False advertising can not only be found in commercials selling products, but can also be used for promoting trends. A prevalent issue that we see very often in society today is body-image, especially in women. It is no secret that society has very different expectations for men and women. Women are pressured to follow the expectations of society much more than men. Society rules tell women to look and act a certain way, and companies will take advantage of that and make money off of it. The fashion industry plays a very big role in this. Fashion and clothing companies will make advertisements with the target message being, “If you are a woman and you do not look like this, you will never be accepted by others.” And because women, like all humans, desire to be accepted by society, will fall into the trap of false advertising and get hurt in the long run. If an advertisement features a model that has a slim body, big breasts, big butt, and perfect skin, women will be under the impression that they need to abide by societal rules and go to great lengths to achieve those extremely unrealistic body standards.

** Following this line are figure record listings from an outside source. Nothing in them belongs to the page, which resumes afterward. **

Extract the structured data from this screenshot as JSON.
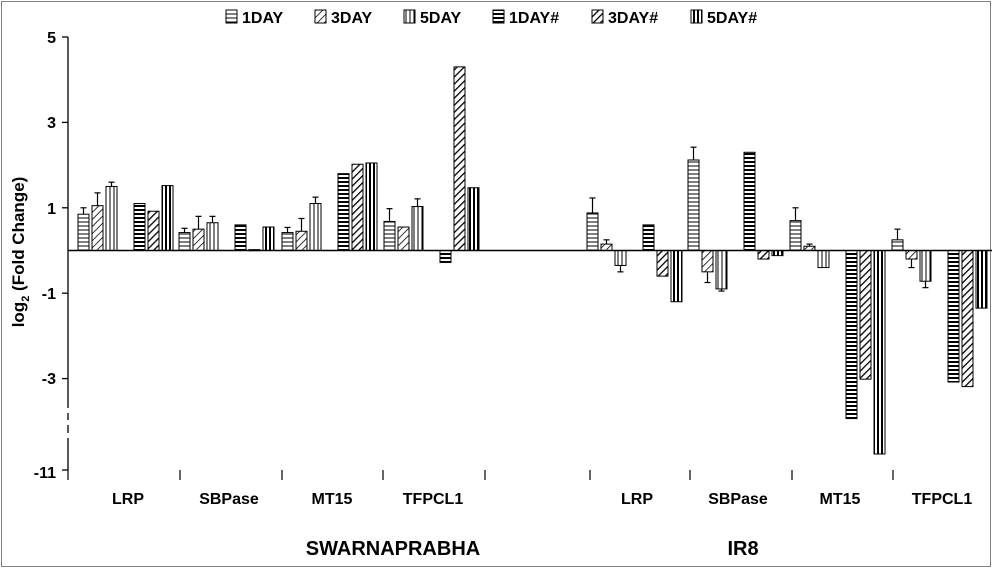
{
  "chart_data": {
    "type": "bar",
    "title": "",
    "ylabel": "log₂ (Fold Change)",
    "ylabel_main": "log",
    "ylabel_sub": "2",
    "ylabel_rest": " (Fold Change)",
    "ylim": [
      -11,
      5
    ],
    "y_ticks": [
      "5",
      "3",
      "1",
      "-1",
      "-3",
      "-11"
    ],
    "axis_break": "between -3 and -11",
    "legend_position": "top",
    "legend": [
      "1DAY",
      "3DAY",
      "5DAY",
      "1DAY#",
      "3DAY#",
      "5DAY#"
    ],
    "groups": [
      {
        "name": "SWARNAPRABHA",
        "genes": [
          {
            "label": "LRP",
            "values": [
              0.85,
              1.05,
              1.5,
              1.1,
              0.92,
              1.52
            ],
            "errors": [
              0.15,
              0.3,
              0.1,
              null,
              null,
              null
            ]
          },
          {
            "label": "SBPase",
            "values": [
              0.42,
              0.5,
              0.65,
              0.6,
              0.02,
              0.55
            ],
            "errors": [
              0.1,
              0.3,
              0.15,
              null,
              null,
              null
            ]
          },
          {
            "label": "MT15",
            "values": [
              0.42,
              0.45,
              1.1,
              1.8,
              2.02,
              2.05
            ],
            "errors": [
              0.12,
              0.3,
              0.15,
              null,
              null,
              null
            ]
          },
          {
            "label": "TFPCL1",
            "values": [
              0.68,
              0.55,
              1.03,
              -0.28,
              4.3,
              1.47
            ],
            "errors": [
              0.3,
              null,
              0.18,
              null,
              null,
              null
            ]
          }
        ]
      },
      {
        "name": "IR8",
        "genes": [
          {
            "label": "LRP",
            "values": [
              0.88,
              0.15,
              -0.35,
              0.6,
              -0.6,
              -1.2
            ],
            "errors": [
              0.35,
              0.1,
              0.15,
              null,
              null,
              null
            ]
          },
          {
            "label": "SBPase",
            "values": [
              2.12,
              -0.5,
              -0.9,
              2.3,
              -0.2,
              -0.12
            ],
            "errors": [
              0.3,
              0.25,
              0.05,
              null,
              null,
              null
            ]
          },
          {
            "label": "MT15",
            "values": [
              0.7,
              0.1,
              -0.4,
              -6.5,
              -3.05,
              -9.6
            ],
            "errors": [
              0.3,
              0.05,
              null,
              null,
              null,
              null
            ]
          },
          {
            "label": "TFPCL1",
            "values": [
              0.25,
              -0.2,
              -0.72,
              -3.3,
              -3.7,
              -1.35
            ],
            "errors": [
              0.25,
              0.2,
              0.15,
              null,
              null,
              null
            ]
          }
        ]
      }
    ]
  },
  "colors": {
    "bar_fill": "#ffffff",
    "bar_stroke": "#000000",
    "axis": "#000000"
  }
}
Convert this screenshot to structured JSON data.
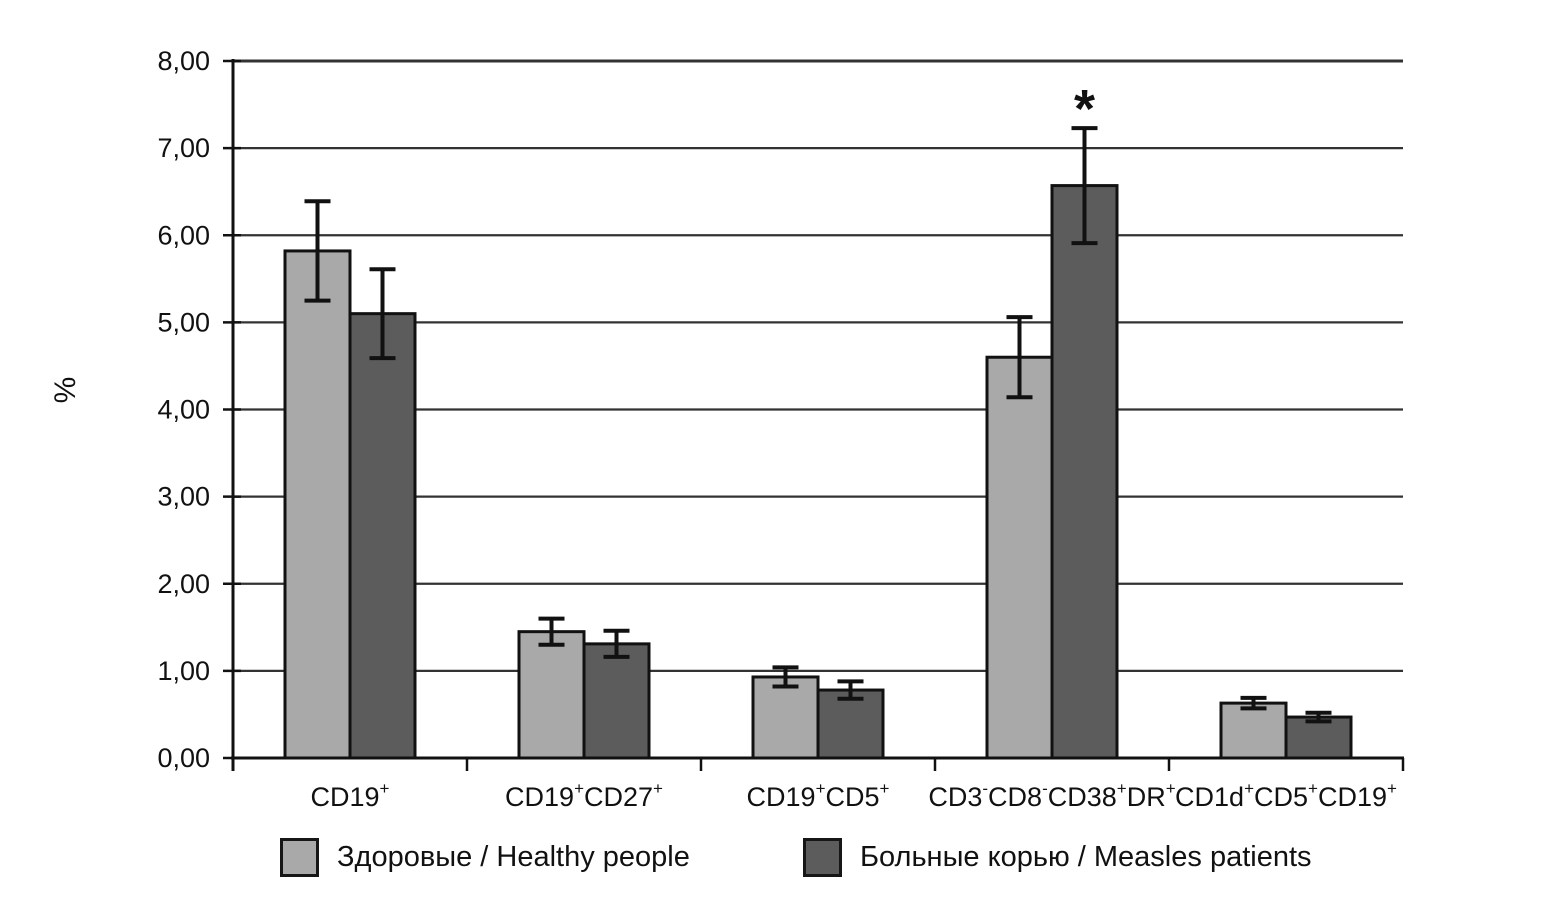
{
  "chart_data": {
    "type": "bar",
    "title": "",
    "xlabel": "",
    "ylabel": "%",
    "ylim": [
      0,
      8
    ],
    "ytick_step": 1,
    "ytick_labels": [
      "0,00",
      "1,00",
      "2,00",
      "3,00",
      "4,00",
      "5,00",
      "6,00",
      "7,00",
      "8,00"
    ],
    "grid": true,
    "legend_position": "bottom",
    "categories": [
      "CD19+",
      "CD19+CD27+",
      "CD19+CD5+",
      "CD3-CD8-CD38+DR+",
      "CD1d+CD5+CD19+"
    ],
    "category_parts": [
      [
        {
          "t": "CD19"
        },
        {
          "t": "+",
          "sup": true
        }
      ],
      [
        {
          "t": "CD19"
        },
        {
          "t": "+",
          "sup": true
        },
        {
          "t": "CD27"
        },
        {
          "t": "+",
          "sup": true
        }
      ],
      [
        {
          "t": "CD19"
        },
        {
          "t": "+",
          "sup": true
        },
        {
          "t": "CD5"
        },
        {
          "t": "+",
          "sup": true
        }
      ],
      [
        {
          "t": "CD3"
        },
        {
          "t": "-",
          "sup": true
        },
        {
          "t": "CD8"
        },
        {
          "t": "-",
          "sup": true
        },
        {
          "t": "CD38"
        },
        {
          "t": "+",
          "sup": true
        },
        {
          "t": "DR"
        },
        {
          "t": "+",
          "sup": true
        }
      ],
      [
        {
          "t": "CD1d"
        },
        {
          "t": "+",
          "sup": true
        },
        {
          "t": "CD5"
        },
        {
          "t": "+",
          "sup": true
        },
        {
          "t": "CD19"
        },
        {
          "t": "+",
          "sup": true
        }
      ]
    ],
    "series": [
      {
        "name": "Здоровые / Healthy people",
        "color": "#a9a9a9",
        "values": [
          5.82,
          1.45,
          0.93,
          4.6,
          0.63
        ],
        "errors": [
          0.57,
          0.15,
          0.11,
          0.46,
          0.06
        ]
      },
      {
        "name": "Больные корью / Measles patients",
        "color": "#5c5c5c",
        "values": [
          5.1,
          1.31,
          0.78,
          6.57,
          0.47
        ],
        "errors": [
          0.51,
          0.15,
          0.1,
          0.66,
          0.05
        ]
      }
    ],
    "annotations": [
      {
        "text": "*",
        "category_index": 3,
        "series_index": 1,
        "meaning": "significance-marker"
      }
    ],
    "colors": {
      "axis": "#111111",
      "gridline": "#333333",
      "bar_border": "#111111",
      "error_bar": "#111111",
      "text": "#111111"
    }
  }
}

This can involve dangerous eating disorders, body modification such as plastic surgery, and unhealthy diet techniques, all of which can put the human body in danger. In 2014, Victoria’s Secret, a well-known lingerie brand that has advertisements all over the world, released a new lingerie line known as Body by Victoria’s Secret. This line featured a line of skinny, beautiful models to advertise their lingerie, with the caption, “The Perfect Body” in all capital letters. This put out the message that if you do not look like the models in the ad, you do not have the “perfect body”, which is so far from the truth as there is no such thing as a “perfect body”. This is a perfect example of false advertising, as this advertisement twists the truth in order to appeal to consumers. In reality, this particular advertisement can be very dangerous to its viewers, most of them being women and young girls, because they will feel compelled to follow these beauty standards. According to statistics from social experiments, studies show that 53% of 13 year olds and 78% of 17 year olds are not satisfied with their body. By the time they are adults, 91% of women are not satisfied with bodies. These statistics demonstrate how false advertising negatively affects body image in women.
Because we see advertisements wherever we go, sometimes we won’t think twice about it or even give it a second glance. However, when we do see an ad that actually appeals to us, we should think twice about whether or not we actually want to buy into it and face the potential consequences of doing so. Raising awareness of false advertising is something that we as a society should start to partake in more, as there are more victims of false advertising than we could imagine. First, realizing that most advertisements out there are solely selling their product or message for their own benefit and not for ours, though it may seem like the opposite. Ultimately, industries use advertising for their own financial gain and do not care if the consumer gets hurt in the end. False advertising not only negatively influences our body-image, but also our sense of trust towards the manufacturing industry.